I’m not sure how representative 58.17.3.2 is of the rest of the Chinese bunch.  I first encountered that address back in February (on four different ports – it may also be a SOCKS proxy).  It appears to be a business, registered to “Nanchang Jianmin Nuitrition Products Factory” (proud makers of melamine, I’m sure), does not reverse-resolve, and the IP itself can be found on no less than “ about 9,270″ Web sites, according to Google (very good results there – that particular search is going into the Google Hack).

Obviously, a well-known, heavily abused proxy (due to the Google warning and a permanent IP ban at 4chan.org, which is always an excellent abuse acid test).

I think a combination of agressive purging and selective resurrection of the Chinese Junk will result in having only the most available proxies show up in the list.

We’ll see what happens with that theory.

It seems my Russian “supplier” is overly fond of Chinese proxies lately.  Since I fixed my code yesterday that seems to be all I get out of him.

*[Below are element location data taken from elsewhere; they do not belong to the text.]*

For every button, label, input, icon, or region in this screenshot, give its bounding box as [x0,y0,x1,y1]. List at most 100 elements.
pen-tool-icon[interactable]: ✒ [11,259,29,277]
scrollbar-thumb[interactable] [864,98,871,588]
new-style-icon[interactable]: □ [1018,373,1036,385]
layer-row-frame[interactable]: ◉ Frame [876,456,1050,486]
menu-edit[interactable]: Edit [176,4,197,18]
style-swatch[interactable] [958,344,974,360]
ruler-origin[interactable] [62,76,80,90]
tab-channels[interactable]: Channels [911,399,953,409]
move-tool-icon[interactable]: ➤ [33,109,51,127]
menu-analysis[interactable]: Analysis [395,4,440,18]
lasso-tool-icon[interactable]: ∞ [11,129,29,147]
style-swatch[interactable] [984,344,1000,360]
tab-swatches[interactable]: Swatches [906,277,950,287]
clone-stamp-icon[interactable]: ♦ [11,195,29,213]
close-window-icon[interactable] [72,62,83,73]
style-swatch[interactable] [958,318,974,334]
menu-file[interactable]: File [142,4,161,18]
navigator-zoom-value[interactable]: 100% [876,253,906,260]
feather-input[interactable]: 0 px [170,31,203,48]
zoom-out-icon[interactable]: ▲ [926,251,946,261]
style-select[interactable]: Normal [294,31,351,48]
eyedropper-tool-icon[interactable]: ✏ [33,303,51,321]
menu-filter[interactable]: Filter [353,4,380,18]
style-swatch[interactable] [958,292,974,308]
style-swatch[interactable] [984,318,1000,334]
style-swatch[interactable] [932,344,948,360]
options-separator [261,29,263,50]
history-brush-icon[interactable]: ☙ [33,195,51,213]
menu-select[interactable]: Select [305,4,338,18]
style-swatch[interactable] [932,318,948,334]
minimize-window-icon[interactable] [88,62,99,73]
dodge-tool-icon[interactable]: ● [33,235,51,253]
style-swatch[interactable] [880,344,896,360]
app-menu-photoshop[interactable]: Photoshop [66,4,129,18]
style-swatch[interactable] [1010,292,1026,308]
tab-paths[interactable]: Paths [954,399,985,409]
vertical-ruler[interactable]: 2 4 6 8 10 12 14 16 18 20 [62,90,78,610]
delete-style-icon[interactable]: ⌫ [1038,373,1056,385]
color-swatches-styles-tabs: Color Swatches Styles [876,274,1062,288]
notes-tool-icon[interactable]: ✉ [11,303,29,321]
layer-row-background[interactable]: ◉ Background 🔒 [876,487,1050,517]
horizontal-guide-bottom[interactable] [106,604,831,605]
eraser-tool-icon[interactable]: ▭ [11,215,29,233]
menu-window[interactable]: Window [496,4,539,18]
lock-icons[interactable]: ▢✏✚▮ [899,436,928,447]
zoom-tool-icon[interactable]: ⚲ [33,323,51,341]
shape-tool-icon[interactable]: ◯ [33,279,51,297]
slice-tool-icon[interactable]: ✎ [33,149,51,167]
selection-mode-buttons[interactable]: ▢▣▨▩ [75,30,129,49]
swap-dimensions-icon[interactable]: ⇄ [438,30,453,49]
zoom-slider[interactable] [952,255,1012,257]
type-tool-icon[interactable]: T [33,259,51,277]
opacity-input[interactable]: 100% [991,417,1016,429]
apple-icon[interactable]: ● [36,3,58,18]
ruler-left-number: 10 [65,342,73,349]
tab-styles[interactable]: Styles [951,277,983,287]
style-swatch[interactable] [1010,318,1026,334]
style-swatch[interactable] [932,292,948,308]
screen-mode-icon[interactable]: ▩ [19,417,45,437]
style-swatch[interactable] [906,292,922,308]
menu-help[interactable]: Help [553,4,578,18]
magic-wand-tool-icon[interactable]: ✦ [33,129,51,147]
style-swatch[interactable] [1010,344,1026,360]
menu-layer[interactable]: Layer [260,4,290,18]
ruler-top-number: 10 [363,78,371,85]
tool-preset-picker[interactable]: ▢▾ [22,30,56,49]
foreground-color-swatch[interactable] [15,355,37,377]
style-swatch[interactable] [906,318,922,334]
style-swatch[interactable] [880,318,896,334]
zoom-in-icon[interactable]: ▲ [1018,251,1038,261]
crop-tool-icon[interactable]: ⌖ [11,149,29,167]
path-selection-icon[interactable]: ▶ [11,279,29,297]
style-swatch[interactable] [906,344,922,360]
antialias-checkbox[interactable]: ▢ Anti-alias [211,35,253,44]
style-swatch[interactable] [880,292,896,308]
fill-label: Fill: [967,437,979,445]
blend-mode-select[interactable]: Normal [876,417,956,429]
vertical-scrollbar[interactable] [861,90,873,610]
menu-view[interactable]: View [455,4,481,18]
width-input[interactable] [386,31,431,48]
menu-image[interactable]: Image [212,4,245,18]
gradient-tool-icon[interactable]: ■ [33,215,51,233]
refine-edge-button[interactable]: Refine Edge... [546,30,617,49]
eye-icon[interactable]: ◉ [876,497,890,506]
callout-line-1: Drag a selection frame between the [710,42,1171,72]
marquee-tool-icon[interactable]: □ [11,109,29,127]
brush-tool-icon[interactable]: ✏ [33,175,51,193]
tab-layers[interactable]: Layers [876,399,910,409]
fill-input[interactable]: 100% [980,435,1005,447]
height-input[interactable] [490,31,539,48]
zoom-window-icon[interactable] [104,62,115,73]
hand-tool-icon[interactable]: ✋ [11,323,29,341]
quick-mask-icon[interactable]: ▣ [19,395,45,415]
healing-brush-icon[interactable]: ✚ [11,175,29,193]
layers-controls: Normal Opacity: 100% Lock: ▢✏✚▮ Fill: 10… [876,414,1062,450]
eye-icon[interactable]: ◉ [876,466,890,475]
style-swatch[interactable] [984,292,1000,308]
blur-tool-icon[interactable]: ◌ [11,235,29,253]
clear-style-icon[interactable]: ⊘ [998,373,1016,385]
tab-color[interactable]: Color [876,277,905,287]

Our Russian friend may like them (who knows – he may have grown them), but I’ve never cared for them.  Back when I used to scour the lists by hand, the Chinese proxies never worked (Brazil used to have the same issue, btw).  And with all the recent news about cyberwar and the weaponization of the Internet, you just have to think twice about using anything Chinese (even though your system, a large chunk of the software you run, and your ISP’s network was probably made in China or built with Chinese parts), especially Chinese proxies from a Russin supplier.  The mind boggles.   

However, sometime this year – perhaps it has happened already – China is predicted to have the highest number of users online, so it would seem only natural for them to have the most proxies – or the most hacked systems – on the Net.

But be that as it may, old habits die hard.  I don’t like seeing all those little red flags on Page 1.

So this morning I ran a special recheck on all those allegedly active Chinese proxies.

53% were already dark.

Even with that correction, China still leads the pack in verified, non-CoDeeN proxies.

Thanks to the China Run, The List now has so many Bahrainian proxies in it that it’s starting to get embarrassing. As of now there are 16 pages, the first 8 nearly all from Bahrain.

The last time I checked there were 455 live Bahrainian proxies, as well as 1077 dead ones in the “Gold” database alone.

I expect most of them to clear next out week after the ADPE process runs again.

For now I’m going to put the China Run to bed, but it’s obviously the place to harvest proxies from. They are kickin’ ass!